Homenagem ao MPB4

Sessão de Encerramento

MAC – 19h30 domingo 25

MPB4

"O importante é que a nossa emoção sobreviva"

Em 1979 o MPB4 apresentou o show “Bons Tempos, Hein?!”, com texto especialmente escrito por Millôr Fernandes. O show era uma retrospectiva dos últimos 15 anos do Brasil e ao mesmo tempo comemorava os 15 anos de carreira do grupo. Um trecho do texto escrito por Millôr, dizia que o MPB4 já havia se apresentado em diversos cantos do mundo, todos eles no Brasil. Mas foi aqui em Niterói, o primeiro canto do Brasil a dar voz ao MPB4.
Miltinho e Magro eram estudantes de engenharia da UFF. Ruy era formado em direito pela mesma faculdade. Aquiles era estudante de segundo grau. Nas horas vagas, participavam das reuniões e da luta dos Centros Populares de Cultura, os CPCs.
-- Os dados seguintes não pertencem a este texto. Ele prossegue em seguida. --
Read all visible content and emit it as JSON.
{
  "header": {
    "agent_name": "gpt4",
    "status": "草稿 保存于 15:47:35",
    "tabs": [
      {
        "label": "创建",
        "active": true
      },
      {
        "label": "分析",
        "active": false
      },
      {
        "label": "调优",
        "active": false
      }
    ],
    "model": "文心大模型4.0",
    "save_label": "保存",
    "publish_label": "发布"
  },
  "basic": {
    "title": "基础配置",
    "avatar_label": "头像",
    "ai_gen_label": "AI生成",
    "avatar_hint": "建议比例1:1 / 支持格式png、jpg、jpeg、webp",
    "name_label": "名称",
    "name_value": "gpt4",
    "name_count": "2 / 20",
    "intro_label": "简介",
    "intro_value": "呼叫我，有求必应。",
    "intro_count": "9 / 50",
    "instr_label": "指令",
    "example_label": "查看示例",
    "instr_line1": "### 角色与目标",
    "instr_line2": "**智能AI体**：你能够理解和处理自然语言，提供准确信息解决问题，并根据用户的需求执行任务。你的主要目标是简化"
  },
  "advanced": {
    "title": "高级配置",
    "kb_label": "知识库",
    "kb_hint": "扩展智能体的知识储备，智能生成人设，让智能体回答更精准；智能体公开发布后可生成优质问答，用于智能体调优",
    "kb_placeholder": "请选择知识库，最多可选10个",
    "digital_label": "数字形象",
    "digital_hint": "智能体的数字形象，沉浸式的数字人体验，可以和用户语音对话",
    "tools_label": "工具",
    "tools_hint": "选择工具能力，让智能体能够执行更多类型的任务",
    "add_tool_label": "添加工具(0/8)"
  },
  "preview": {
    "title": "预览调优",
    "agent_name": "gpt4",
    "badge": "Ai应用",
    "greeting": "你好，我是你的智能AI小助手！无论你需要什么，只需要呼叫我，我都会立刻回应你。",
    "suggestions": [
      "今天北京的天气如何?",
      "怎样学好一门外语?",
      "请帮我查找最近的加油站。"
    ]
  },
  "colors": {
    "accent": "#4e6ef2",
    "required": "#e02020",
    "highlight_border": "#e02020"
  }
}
Como os quatro já tinham suas experiências musicais, juntaram-se e formaram o Quarteto do CPC. Nas férias de julho de 1965 os quatro jovens compraram passagens para São Paulo com o objetivo de cantar no Fino da Bossa, programa comandado por Elis Regina e Jair Rodrigues. Com muitos sonhos na bagagem, os quatro jovens de Niterói atravessaram a Baía de Guanabara e rumaram para São Paulo, dando início à história do MPB4 (o nome Quarteto do CPC, por conta do momento político que o Brasil vivia, precisou ser deixado para trás). Em São Paulo, conseguiram cantar no Fino da Bossa, num octeto junto com as também iniciantes jovens do Quarteto em Cy. A atuação dos quatro meninos de Niterói sempre foi muito além da música. Seja no teatro, nas telenovelas ou no cinema, o MPB4 sempre esteve presente. Recentemente, participaram com depoimentos e música do documentário “Uma noite em 67”, que relatou a noite da final do histórico festival de 1967 da TV Record, quando Chico Buarque e o MPB4 ficaram em 3º lugar com Roda Viva, música de Chico, em antológico arranjo do maestro Magro Waghabi. Do mesmo Chico Buarque, o MPB4 gravou algumas músicas da trilha sonora do filme “Ópera do Malandro”. No filme “Garota de Ipanema” gravaram ao lado do Quarteto em Cy a canção “Rancho das Namoradas”. E até dubladores eles já foram! Para quem não sabe, os abutres de Mogli e os Oompa-Loompas da primeira versão da “Fantástica Fábrica de Chocolate” são feitos por Aquiles, Magro, Miltinho e Ruy na versão dublada para o português.
Quase 50 anos depois do início da carreira, seguindo à risca o ditado que diz que “o bom filho à casa torna”, o MPB4 retorna a Niterói, cidade que abriga o Teatro MPB4, localizado dentro do DCE da UFF e que clama por reformas urgentes, para receber esta merecida homenagem do Arariboia Cine.
Homenagear o MPB4, é trazer à tona a história do canto vocal brasileiro. Homenagear o MPB4 é falar de resistência, é falar da história da música popular brasileira, é falar de Niterói, é falar da história recente do nosso país. Homenagear o MPB4  neste momento, é homenagear o maestro Magro Waghabi, que nos deixou em agosto deste ano. Fundador do grupo, Magro participou dos shows do grupo até o final de sua vida e entrou para a história como um dos principais arranjadores vocais da nossa música, criador de arranjos históricos como os de Roda Viva, de Chico Buarque, e Lamentos, de Pixinguinha e Vinícius de Moraes.
Miltinho e Aquiles, remanescentes da formação original, Dalmo Medeiros, que entrou para o grupo em 2004 após a saída de Ruy Faria, e Paulo Malaguti Pauleira, que estreou recentemente ao lado dos outros três, formam o MPB4 que continua e continuará a levar por muito tempo o melhor da música popular brasileira para os quatro cantos do país.

Marcelo Cabanas

PS: O título deste texto é um verso da canção “Mordaça”, de Eduardo Gudin e Paulo César Pinheiro, gravada pelo MPB4 no LP “Palhaços e Reis”, lançado pela Phonogram em 1974.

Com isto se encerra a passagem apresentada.